Pfizer is another pharma juggernaut that’s undergoing cost savings. In April 2025, the New York pharma raised its cost-savings target to $7.7 billion through 2027 in a reorganization first unveiled in 2023.
While the $43 billion acquisition of Seagen gave Pfizer a 6% head count boost to about 88,000 in 2023, the company trimmed its workforce by 7,000 (8%) in 2024 and then by 6,000 (7.4%) in 2025, bringing the count down to 75,000, a record low within at least a decade.
Divestments contributed to head count reductions
Pfizer’s head count nosedived in 2020, the year it spun off its Upjohn established medicines business and combined it with Mylan to form Viatris. The move shrank Pfizer’s employee base by 9,800 to the then-total head count of 78,500.
During the 2021-25 time frame, similar divestitures were made by Novartis, GSK, Johnson & Johnson and Sanofi, all of which caused significant declines in head count at the pharma companies.
GSK’s Haleon de-merger in 2022 led to nearly 20,700 (23%) job cuts. Following an 11,000 (7.8%) augmentation in 2022, J&J saw its number of employees decrease by 20,800 (13.6%) after the Kenvue consumer health spinoff. In 2023, after spinning off generics unit Sandoz, Novartis’ head count dropped by about 25,600 (25.2%).
For Sanofi, shedding a controlling stake in its over-the-counter medicines business Opella contributed to the largest head count pruning—of more than 8,000 (9.7%)—within our 17-company cohort last year. The divestment immediately improved the French pharma’s per-employee revenue performance by 21.8% in 2025, making it the third-largest increase for the year, trailing Lilly’s 36.2% and Novo’s 24.7%.
Novartis and Sanofi represent the only two companies that have slimmed down every year between 2021 and 2025. Before the big Opella-related slim-down last year, Sanofi had been trimming its workforce in the 3,000-to-4,000 range each year during the period.
At Novartis, the Sandoz separation in 2022 overlapped with a huge organizational makeover. Removing the Sandoz effect, Novartis’ continuous business still lost 3,620 (4.5%) positions 2023 versus 2022, followed by further depletions of 0.2% in 2024 and 0.8% in 2025. Thanks to rising product sales and the cost cuts, Novartis achieved its 40% core operating income margin target in 2025, two years ahead of schedule.
Despite the sales growths and job cuts, non-U.S. pharmas in general generated fewer revenues per employee than their U.S. peers did.
Among ex-U.S. firms, Novartis led the pack with about $753,000 in revenue per employee, followed by Swiss compatriot Roche’s $717,000. Novo’s $679,000 ranked fourth, behind Sanofi’s $704,000.

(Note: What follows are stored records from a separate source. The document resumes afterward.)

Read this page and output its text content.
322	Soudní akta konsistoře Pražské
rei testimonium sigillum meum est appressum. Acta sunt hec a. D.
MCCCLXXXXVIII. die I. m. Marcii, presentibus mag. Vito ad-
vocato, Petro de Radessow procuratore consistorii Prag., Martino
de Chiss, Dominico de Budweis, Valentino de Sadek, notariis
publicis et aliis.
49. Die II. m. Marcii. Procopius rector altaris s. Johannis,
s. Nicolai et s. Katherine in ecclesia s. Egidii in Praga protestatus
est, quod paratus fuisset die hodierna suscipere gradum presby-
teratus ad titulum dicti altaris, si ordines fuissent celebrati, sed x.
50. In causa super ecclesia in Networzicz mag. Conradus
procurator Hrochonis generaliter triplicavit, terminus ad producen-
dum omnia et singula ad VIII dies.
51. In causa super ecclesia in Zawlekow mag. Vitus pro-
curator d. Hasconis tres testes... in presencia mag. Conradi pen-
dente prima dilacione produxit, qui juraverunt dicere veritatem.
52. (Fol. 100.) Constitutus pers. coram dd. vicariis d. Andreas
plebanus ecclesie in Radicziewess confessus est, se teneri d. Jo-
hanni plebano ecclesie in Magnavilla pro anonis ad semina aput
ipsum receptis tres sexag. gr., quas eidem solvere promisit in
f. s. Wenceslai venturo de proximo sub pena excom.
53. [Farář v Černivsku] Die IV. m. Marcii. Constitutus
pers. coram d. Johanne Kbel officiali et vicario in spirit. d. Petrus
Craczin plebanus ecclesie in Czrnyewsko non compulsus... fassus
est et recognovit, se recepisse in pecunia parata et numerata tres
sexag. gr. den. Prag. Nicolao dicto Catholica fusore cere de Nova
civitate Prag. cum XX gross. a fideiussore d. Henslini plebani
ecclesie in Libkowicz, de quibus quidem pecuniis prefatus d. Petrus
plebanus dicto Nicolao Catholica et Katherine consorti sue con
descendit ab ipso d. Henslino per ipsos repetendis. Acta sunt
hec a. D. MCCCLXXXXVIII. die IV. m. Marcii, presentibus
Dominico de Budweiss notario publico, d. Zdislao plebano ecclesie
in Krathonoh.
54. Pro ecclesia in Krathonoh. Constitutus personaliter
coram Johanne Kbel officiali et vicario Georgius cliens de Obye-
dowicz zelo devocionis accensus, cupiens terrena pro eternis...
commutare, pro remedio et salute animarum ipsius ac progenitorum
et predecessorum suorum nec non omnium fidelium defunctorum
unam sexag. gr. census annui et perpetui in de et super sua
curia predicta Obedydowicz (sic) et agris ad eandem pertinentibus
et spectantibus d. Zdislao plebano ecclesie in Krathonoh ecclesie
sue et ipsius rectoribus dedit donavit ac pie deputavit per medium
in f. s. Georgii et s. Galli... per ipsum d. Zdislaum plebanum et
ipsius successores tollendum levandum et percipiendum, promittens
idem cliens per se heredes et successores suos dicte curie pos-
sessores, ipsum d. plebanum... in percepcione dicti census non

With $1.73 million in 2025 revenue per employee, Gilead Sciences remained the most productive large biopharma company in the period we tracked. The rate was lower than the $1.95 million the California company booked for 2021, when it enjoyed a COVID-19 tailwind.
Altogether, five companies, all U.S.-based, crossed the $1 million revenue-per-employee mark last year. BMS ranked second place with $1.48 million, followed by Lilly, which chalked up $1.30 million, and Amgen at $1.17 million, as AbbVie rounded things out with $1.07 million.
Editor's note: *Our analysis uses employee numbers reported in each company's annual reports. When both total head count and full-time equivalents (FTEs) were reported, FTE is used. Roche changed its reporting method from FTE to head counts in 2025, but we adopt the same 2024 number as the company states that "the underlying workforce remained broadly unchanged." Boehringer Ingelheim has not reported its full-year result, so we also adopted the same 2024 number based on the company's half-year 2025 report. Takeda's numbers are delayed by one fiscal year; e.g., its 2025 employee number is from fiscal 2024, which ended in March 2025.